Have someone give omnicrank Alfred William Lawson enough money to build a superpowerful radio station in Mexico.

Lawson's social credit theory was called "Direct Credit". He operated out of Detroit and was apparently incredibly charismatic and convincing in person. Wherein the problem; the Direct Credit Society flourished during the Depression, but only in areas where he could deliver personal addresses. The header is a quote from a song written by one of his followers paying tribute to him.

He didn't have a radio show because he believed the radio stations were controlled by the financiers, the Bad Guys of Direct Credit.

But if he could speak to a nationwide audience over the radio . . .

He would need assistance, however. As a naturalized citizen he couldn't be President, and his enterprises tended to come apart; a baseball league that had collapsed (he had been a MLB pitcher with an 0-3 record) and an aircraft company that went bankrupt when the second prototype crashed on takeoff. He also had crank scientific ideas and an enormous ego.
 

RousseauX

Donor
Hang on, isn't that just a welfare state? Like the ones which have been quite successful in Scandinavia, UK, etc. in the late 20th century? As a non-econo,ist myself, could you explain which bits of monetary policy they got wrong?

With a welfare state, you could enact taxation on various things to fund the social welfare net. For instance, you could tax corporate profits, or property, or capital gains, or from people buying stuff.
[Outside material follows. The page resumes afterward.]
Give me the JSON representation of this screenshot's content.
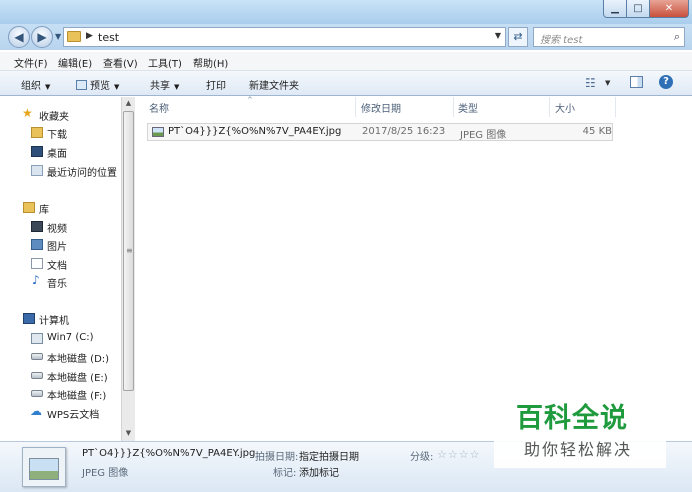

The problem with social credit is that you are printing money to pay for everything, and since this isn't 1990s Japan this will create inflation. Inflation devalues savings, but doesn't devalue, say, the stock shares you own, or the house you own. So in reality, it converts those forms of taxation into a taxation on cash and other liquid assets which do not earn interest.

So the first problem with this is that societies tend to become pretty unstable once inflation hits a certain % point for long enough time. Ironically enough it's the poor who are being taxed the most since rich people find it much easier to hold non-cash assets (how many of the working poor do you know own stock shares or a house?). And the possibility of an inflationary spiral in which the government has to print more money to cover existing rise in prices, which leads to a vicious spiral which looks distinctly like Latin America at various points in time during the last few decades.
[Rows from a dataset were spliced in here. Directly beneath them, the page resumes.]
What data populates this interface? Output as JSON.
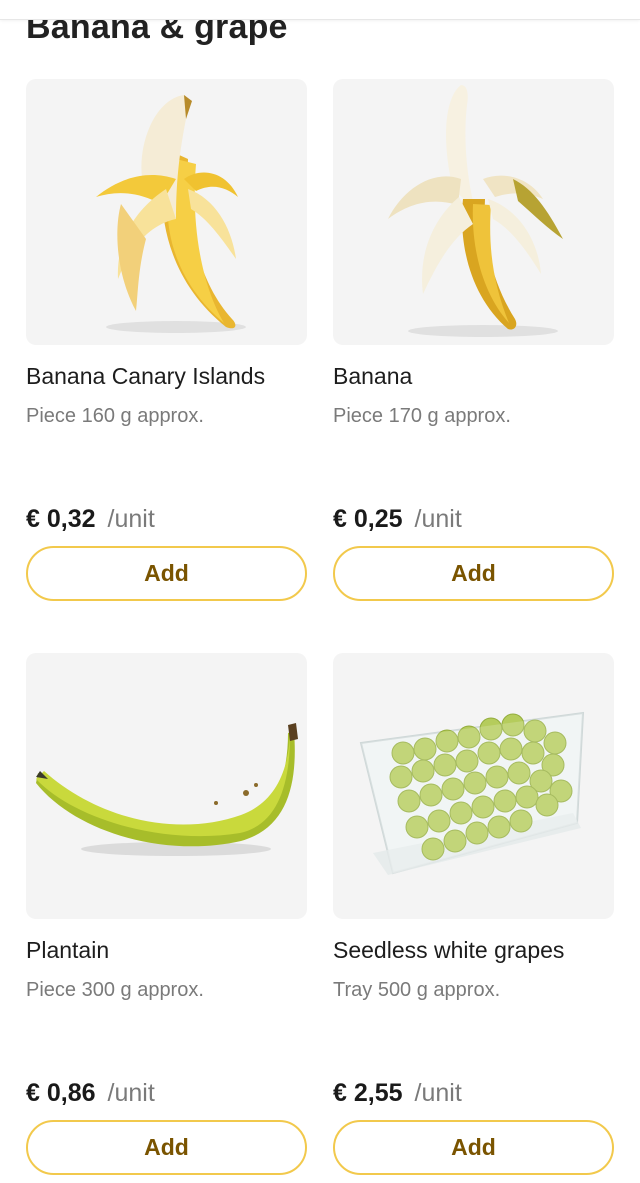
{
  "section": {
    "title": "Banana & grape"
  },
  "products": [
    {
      "name": "Banana Canary Islands",
      "detail": "Piece 160 g approx.",
      "price": "€ 0,32",
      "unit": "/unit",
      "button": "Add",
      "image": "peeled-banana"
    },
    {
      "name": "Banana",
      "detail": "Piece 170 g approx.",
      "price": "€ 0,25",
      "unit": "/unit",
      "button": "Add",
      "image": "peeled-banana"
    },
    {
      "name": "Plantain",
      "detail": "Piece 300 g approx.",
      "price": "€ 0,86",
      "unit": "/unit",
      "button": "Add",
      "image": "plantain"
    },
    {
      "name": "Seedless white grapes",
      "detail": "Tray 500 g approx.",
      "price": "€ 2,55",
      "unit": "/unit",
      "button": "Add",
      "image": "grapes-tray"
    }
  ],
  "colors": {
    "accent_border": "#f2c94c",
    "button_text": "#7a5400",
    "card_bg": "#f4f4f4"
  }
}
Come to think of it a lot of radical ideologies, left and right, seems to be trying to recreate Latin American history, 1950s-today.
 
SoCreds never did well with the working-class, despite numerous attempts to absorb them. They were always dependent on rural support, and thus positioned themselves as a rural party, which is why they ended up so far on the right toward the end.

Even back in its bohemin inception in Britain and Europe, I think Social Credit tended to draw from the more conservative tendencies of artistic and literary circles, people like T.S. Eliot and, most notoriosuly, Ezra Pound.

The explictly rural-fundamentalist gloss was put on by Aberhart after Social Credit migrated to Canada, but its conservative roots in the UK probably made it an easy fit for that sort of thing.

As far as electoral representations went, Social Credit in Alberta, at its stongest, penetrated the cities just as much as the countryside, if we're talking about seats won. I'd be interested to know what percentage of the popular vote which stayed away from Social Credit was concentrated in the cities. My guess would be considerable.